Basicly my idea is to label point $E$ such that $\angle EDC=15^\circ$. And I'm stuck at that point. I have learnt equal triangle but i haven't learnt similar triangle or trigonometry. Thanks for your help!
On
We have that $\angle BDC =180°-45°$ and using sine rule for $\Delta BCD$ we get:
$$\frac{CD}{\sin 30°}=\frac{a\sqrt{2}}{\sin (180°-45°)}=\frac{a\sqrt{2}}{\sin 45°}\to CD=\frac{a\sqrt{2}\cdot \sin 30°}{\sin 45°}=a$$
So $AC=CD=a$ and then $\Delta DCA$ is isosceles.
EDIT
As Michael pointed out, this property only holds if $D$ lies inside the triangle. But I think that is the case OP is asking for. The statement is incomplete.
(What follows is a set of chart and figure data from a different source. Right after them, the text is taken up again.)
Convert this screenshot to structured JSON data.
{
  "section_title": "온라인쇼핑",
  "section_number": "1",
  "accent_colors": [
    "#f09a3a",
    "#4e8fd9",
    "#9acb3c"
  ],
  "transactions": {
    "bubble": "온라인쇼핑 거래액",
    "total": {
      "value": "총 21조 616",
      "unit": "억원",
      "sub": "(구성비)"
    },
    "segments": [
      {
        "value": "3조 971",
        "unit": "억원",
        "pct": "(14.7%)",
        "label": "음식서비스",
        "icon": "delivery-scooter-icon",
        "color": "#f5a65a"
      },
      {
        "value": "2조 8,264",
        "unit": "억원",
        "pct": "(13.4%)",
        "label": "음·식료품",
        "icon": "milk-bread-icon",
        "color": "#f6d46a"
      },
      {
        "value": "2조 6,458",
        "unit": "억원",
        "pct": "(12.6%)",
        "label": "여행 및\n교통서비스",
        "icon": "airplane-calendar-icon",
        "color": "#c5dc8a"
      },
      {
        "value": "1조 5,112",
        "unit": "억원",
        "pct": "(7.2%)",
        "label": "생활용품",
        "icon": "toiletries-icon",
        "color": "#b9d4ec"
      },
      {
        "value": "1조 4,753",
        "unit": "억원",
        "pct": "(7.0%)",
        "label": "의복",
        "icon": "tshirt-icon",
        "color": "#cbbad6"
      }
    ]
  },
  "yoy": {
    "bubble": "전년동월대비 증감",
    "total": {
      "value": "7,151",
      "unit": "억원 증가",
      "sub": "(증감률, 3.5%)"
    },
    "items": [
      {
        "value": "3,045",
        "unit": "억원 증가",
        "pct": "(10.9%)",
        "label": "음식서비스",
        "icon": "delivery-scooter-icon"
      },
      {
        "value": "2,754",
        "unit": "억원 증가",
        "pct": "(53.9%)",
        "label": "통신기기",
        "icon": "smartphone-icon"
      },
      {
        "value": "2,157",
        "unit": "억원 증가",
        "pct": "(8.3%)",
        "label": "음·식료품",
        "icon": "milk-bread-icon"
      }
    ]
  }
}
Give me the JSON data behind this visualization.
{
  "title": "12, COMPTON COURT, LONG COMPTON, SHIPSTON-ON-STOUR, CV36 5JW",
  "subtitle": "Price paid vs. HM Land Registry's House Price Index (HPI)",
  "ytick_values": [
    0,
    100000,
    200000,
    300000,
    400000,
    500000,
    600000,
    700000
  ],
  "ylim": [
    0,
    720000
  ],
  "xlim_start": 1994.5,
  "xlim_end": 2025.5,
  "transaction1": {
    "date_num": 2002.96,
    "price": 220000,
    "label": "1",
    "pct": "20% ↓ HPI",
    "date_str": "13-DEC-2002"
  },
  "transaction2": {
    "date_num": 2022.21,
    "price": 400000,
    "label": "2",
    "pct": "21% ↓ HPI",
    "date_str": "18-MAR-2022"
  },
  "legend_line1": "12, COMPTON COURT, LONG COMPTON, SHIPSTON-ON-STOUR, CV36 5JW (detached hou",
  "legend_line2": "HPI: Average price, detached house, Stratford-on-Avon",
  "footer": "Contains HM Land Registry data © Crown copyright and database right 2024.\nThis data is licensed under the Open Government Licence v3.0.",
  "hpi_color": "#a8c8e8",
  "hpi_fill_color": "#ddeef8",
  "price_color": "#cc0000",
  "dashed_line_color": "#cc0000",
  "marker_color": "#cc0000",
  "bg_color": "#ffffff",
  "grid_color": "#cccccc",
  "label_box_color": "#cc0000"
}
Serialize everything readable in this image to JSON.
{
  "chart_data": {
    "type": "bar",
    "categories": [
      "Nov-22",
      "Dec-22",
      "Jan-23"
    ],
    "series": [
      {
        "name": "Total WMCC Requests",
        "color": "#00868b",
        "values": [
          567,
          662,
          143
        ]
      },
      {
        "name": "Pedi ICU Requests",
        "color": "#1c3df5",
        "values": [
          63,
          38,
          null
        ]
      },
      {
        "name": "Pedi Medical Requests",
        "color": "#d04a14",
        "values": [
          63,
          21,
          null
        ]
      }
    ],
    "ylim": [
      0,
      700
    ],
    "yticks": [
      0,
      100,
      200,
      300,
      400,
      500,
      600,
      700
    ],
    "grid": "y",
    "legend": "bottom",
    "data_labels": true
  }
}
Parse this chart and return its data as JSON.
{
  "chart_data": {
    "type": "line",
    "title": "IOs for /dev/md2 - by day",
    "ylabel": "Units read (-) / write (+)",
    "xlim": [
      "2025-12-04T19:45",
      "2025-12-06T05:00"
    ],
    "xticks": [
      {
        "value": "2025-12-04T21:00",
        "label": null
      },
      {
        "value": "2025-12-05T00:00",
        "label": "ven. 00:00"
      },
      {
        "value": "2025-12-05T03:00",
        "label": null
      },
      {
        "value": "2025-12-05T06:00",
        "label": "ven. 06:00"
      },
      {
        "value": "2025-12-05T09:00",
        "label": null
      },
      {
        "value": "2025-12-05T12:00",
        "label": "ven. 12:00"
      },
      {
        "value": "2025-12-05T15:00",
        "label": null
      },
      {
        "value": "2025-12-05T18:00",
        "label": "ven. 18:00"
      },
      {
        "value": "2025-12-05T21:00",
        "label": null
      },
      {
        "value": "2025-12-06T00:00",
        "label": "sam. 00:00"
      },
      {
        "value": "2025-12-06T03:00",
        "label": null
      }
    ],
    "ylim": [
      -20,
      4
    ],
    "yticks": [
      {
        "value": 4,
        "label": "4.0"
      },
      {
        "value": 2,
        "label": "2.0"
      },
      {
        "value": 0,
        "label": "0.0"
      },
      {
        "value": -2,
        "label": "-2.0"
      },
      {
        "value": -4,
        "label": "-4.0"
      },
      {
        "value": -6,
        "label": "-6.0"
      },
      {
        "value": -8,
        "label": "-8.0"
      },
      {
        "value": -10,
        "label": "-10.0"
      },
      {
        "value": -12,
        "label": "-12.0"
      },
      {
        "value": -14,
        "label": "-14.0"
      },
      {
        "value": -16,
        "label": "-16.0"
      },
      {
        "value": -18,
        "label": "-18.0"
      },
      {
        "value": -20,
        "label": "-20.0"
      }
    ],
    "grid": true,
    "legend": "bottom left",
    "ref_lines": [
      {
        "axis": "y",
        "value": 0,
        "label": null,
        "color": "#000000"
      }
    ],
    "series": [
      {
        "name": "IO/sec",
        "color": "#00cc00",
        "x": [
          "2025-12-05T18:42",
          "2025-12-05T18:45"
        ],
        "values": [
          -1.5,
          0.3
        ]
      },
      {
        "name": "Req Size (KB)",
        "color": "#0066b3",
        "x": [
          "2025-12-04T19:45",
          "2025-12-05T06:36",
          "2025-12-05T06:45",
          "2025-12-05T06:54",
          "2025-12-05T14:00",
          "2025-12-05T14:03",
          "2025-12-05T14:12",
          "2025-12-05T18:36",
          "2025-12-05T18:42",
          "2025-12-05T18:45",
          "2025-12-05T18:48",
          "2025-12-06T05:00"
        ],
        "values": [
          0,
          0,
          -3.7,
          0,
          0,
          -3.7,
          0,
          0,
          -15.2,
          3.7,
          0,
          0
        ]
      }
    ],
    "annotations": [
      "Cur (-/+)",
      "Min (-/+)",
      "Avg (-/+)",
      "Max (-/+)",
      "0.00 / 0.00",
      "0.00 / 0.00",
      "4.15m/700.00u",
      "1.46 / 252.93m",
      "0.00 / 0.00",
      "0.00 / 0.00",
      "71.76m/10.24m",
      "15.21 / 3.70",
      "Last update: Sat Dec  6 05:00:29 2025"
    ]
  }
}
Problems like this one can usually be solved without trigonometry.
Let $M$ be the midpoint of edge $BC$. Then, since $AB=AC$, line $AM$ is the orthogonal bisector of edge $BC$, i.e. $AM$ is the line orthogonal to $BC$ that passes through $M$. Let $E$ be a point on $AM$ such that $\angle \, EBC = 60^{\circ}$ and both $E$ and $A$ lie on the same side of line $BC$. Since line $EM$ (which is line $AM$) is the orthogonal bisector of $BC$, triangle $BCE$ is isosceles with $BE = CE$.
However, by construction, $\angle \, EBC = 60^{\circ}$ so $BCE$ is in fact an equilateral triangle. Therefore $CE = BC$. Moreover, $EM$ is the angle bisector of angle $\angle \, BEC = 60^{\circ}$ so $\angle \, AEC = 30^{\circ}$. Furthermore, $$\angle \, ACE = \angle \,BCE - \angle \, BCA = 60^{\circ} - 45^{\circ} = 15^{\circ}$$ By the choice of point $D$ $$\angle \, DCB = \angle \, BCA - \angle \, DCA = 45^{\circ} - 30^{\circ} = 15^{\circ}$$ Consequently, triangles $ACE$ and $DCB$ are congruent because $$\angle \, ACE = \angle \, DCB = 15^{\circ}$$ $$\angle \, AEC = \angle \, DBC = 30^{\circ}$$ and $CE = BC$. Therefore $CA = CD$ and thus triangle $DCA$ is isosceles.